Experienced users will want to steer clear of this device as the stimulation simply isn’t as strong without a wired connection or heavier battery.
Compex Mini Wireless
For the athlete on the go, the Compex Mini Wireless is fantastic.
Operated from an app on your smartphone, Compex does away with the big bulky control unit. The idea is killer, but again, the amount of current the pods are able to fire into your muscles is limited by a small battery size.
While I love the idea, and hope that future editions are able to take this design and improve the stimulation, for experienced stim users it’s not worth it and won’t give you the kind of power for recovery and advanced training programs.
Globus Premium Sport
Globus is another one of the high-performance stim machines. There are numerous models in their line-up, including Soccer, Runner, Triathlon, and Cycling editions.
The Globus I have, pictured below, is the Premium Sport and is a heavyweight when it comes to stim.
While I generally use my stim machines for recovery, I’ve tried the sprint and power modes on the Globus, and I can assure you that the first time you see every muscle in your leg flexing at the same time is a moment you will remember. (And so will the soreness from all of that fiber recruitment.)
The Globus EMS machines come with a TON of different modalities, including programs for most sports and activities, recovery programs, warm-up, endurance, and much more.
Replacement pads can be purchased at your local drugstore (don’t bother buying the marked-up pads most of these EMS machines sell on their website), and after nearly half a dozen years of consistent use, the Globus Premium Sport keeps on ticking and zapping.
Marc Pro EMS
The Marc Pro is the first EMS machine I purchased. Back in 2013 I went down the rabbit-hole of whether or not icing after hard training was worth it and learned all about EMS.
(You can see my much more detailed review and breakdown of the Marc Pro EMS machine here.)
The idea of being able to go portable with my recovery, and do it without having to rub ice on sore muscles and joints, was highly appealing.
From the first time I used the MarcPro, I was hooked.

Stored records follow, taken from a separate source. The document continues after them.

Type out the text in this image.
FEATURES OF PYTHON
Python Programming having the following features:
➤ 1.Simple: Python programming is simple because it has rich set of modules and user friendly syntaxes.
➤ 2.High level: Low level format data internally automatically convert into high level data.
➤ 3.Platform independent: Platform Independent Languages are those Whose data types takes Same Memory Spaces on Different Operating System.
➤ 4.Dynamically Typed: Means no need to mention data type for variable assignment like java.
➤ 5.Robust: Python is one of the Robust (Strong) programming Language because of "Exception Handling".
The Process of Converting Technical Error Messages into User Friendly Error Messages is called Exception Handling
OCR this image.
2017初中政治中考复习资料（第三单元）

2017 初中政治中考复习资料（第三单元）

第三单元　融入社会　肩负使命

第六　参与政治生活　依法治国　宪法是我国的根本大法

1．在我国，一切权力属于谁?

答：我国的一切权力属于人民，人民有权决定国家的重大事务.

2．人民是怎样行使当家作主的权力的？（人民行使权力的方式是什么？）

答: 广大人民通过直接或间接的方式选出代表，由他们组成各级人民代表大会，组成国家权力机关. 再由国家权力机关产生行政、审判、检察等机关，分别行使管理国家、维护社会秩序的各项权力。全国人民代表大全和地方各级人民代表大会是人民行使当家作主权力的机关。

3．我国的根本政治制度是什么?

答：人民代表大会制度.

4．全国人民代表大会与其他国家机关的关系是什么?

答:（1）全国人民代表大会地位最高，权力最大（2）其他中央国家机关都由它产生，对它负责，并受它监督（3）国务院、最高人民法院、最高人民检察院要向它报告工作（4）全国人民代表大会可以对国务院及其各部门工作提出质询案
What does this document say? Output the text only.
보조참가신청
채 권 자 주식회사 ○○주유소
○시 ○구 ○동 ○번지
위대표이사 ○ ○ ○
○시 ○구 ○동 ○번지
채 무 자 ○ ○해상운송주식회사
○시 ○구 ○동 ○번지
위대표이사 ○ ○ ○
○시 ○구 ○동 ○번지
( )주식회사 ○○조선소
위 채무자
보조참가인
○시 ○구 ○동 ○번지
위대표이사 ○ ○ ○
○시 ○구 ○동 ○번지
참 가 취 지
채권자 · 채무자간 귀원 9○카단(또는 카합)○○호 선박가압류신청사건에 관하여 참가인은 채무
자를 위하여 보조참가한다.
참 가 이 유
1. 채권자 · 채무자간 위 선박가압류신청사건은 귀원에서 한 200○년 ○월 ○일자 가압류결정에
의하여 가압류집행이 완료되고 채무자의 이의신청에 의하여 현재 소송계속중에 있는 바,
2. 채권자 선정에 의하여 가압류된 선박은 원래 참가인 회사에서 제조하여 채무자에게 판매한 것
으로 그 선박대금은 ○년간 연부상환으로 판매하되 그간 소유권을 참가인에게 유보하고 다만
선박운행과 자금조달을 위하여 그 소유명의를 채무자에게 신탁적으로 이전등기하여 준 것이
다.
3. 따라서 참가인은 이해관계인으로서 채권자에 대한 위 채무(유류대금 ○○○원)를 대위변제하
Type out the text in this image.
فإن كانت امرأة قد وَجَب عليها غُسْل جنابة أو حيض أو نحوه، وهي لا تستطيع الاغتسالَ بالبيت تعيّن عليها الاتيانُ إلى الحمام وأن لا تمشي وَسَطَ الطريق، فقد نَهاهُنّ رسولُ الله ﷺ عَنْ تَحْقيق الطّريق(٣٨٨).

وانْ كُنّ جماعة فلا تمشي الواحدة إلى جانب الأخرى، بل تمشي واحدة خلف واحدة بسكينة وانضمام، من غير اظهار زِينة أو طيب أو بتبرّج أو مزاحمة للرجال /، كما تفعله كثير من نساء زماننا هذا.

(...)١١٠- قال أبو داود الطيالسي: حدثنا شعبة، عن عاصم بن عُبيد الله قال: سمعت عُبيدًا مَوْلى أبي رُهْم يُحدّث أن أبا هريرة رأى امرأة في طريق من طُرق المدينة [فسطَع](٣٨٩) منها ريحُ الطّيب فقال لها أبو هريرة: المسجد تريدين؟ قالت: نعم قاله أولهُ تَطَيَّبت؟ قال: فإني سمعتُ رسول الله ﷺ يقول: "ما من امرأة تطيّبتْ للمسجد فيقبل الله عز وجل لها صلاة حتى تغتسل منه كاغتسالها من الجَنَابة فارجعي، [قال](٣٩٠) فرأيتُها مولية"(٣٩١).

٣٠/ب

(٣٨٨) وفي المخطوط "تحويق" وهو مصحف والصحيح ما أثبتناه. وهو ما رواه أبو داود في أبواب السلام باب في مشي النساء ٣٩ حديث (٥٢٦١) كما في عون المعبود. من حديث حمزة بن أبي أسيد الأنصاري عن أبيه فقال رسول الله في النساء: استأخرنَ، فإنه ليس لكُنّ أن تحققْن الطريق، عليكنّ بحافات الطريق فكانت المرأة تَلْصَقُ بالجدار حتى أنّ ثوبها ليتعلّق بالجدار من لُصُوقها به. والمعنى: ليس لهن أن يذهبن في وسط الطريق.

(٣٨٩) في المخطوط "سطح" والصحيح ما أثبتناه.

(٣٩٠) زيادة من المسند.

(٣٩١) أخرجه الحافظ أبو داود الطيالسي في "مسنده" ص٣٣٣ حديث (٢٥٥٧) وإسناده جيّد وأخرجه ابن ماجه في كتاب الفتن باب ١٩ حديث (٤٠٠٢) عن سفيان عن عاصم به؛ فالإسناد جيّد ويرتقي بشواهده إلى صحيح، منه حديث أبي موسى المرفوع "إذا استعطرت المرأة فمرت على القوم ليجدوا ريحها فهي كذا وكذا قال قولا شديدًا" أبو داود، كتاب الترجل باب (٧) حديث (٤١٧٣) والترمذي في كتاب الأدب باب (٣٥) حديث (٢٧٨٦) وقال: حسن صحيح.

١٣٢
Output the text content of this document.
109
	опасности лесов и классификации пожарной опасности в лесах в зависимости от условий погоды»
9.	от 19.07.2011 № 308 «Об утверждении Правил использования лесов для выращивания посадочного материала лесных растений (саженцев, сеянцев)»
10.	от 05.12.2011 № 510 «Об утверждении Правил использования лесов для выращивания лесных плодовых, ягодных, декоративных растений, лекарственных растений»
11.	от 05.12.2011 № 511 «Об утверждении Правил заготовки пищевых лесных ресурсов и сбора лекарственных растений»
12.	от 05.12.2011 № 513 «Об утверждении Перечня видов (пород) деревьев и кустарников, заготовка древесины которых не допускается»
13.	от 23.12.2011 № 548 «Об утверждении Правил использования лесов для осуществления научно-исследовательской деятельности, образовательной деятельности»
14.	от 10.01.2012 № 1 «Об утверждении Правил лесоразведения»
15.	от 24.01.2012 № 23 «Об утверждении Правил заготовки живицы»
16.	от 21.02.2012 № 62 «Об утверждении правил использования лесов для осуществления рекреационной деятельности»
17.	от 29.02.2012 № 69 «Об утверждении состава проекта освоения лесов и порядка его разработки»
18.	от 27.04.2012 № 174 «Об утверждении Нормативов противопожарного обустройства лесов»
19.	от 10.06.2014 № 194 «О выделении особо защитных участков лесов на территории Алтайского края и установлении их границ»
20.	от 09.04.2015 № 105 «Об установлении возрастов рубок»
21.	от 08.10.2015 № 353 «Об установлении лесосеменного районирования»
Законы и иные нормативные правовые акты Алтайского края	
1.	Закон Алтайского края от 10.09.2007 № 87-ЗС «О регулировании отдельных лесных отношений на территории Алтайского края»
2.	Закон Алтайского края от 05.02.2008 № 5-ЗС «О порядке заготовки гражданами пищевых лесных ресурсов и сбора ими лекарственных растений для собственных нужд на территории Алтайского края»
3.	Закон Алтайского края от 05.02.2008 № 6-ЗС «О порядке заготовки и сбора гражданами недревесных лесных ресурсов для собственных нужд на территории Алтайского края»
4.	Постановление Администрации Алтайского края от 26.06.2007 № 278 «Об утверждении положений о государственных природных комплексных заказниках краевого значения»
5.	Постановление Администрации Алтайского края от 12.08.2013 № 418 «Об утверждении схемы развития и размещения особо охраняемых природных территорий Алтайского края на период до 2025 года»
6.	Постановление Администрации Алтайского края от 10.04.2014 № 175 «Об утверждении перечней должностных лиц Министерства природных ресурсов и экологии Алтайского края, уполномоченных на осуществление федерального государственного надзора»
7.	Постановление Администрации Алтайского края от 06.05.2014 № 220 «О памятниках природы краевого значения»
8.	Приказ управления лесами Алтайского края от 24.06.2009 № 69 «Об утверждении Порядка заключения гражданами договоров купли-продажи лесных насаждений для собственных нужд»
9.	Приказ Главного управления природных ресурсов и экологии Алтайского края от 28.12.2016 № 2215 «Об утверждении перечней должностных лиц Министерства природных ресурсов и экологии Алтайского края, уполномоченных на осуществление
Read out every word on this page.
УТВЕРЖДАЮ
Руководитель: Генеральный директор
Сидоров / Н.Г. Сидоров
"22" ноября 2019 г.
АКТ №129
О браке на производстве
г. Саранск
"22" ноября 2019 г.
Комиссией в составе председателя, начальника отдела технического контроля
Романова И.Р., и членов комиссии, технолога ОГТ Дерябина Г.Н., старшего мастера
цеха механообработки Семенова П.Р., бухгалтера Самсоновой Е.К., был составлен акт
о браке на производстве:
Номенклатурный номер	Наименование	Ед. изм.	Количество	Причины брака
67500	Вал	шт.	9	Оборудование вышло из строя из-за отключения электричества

Nearly ten years later, the MarcoPro has seen a couple of updates, with numerous improvements on the original, including updated wires and electrodes (a complaint that I had with the original was that one of the wires crapped out early on and they couldn’t ship replacement wires to my address in Canada).
The LCD screen is easy to figure out, the MarcPro comes with six packages of electrodes (the “stickiness” lasts about three weeks with daily use in my experience), an adapter, and a carry case for when you are on the road or want to take it to the office.
MarcPro also ships these bad boys with a full suite of guides and information on how to use it, including positioning tips and programs. They even offer a series of free coaching calls with each purchase to help you make the most of the device.
The price tag on the MarcPro is not small—the “base” version costs $699 while the Marc Pro Plus (which includes a pain management function) rings up a wallet-emptying $1,399.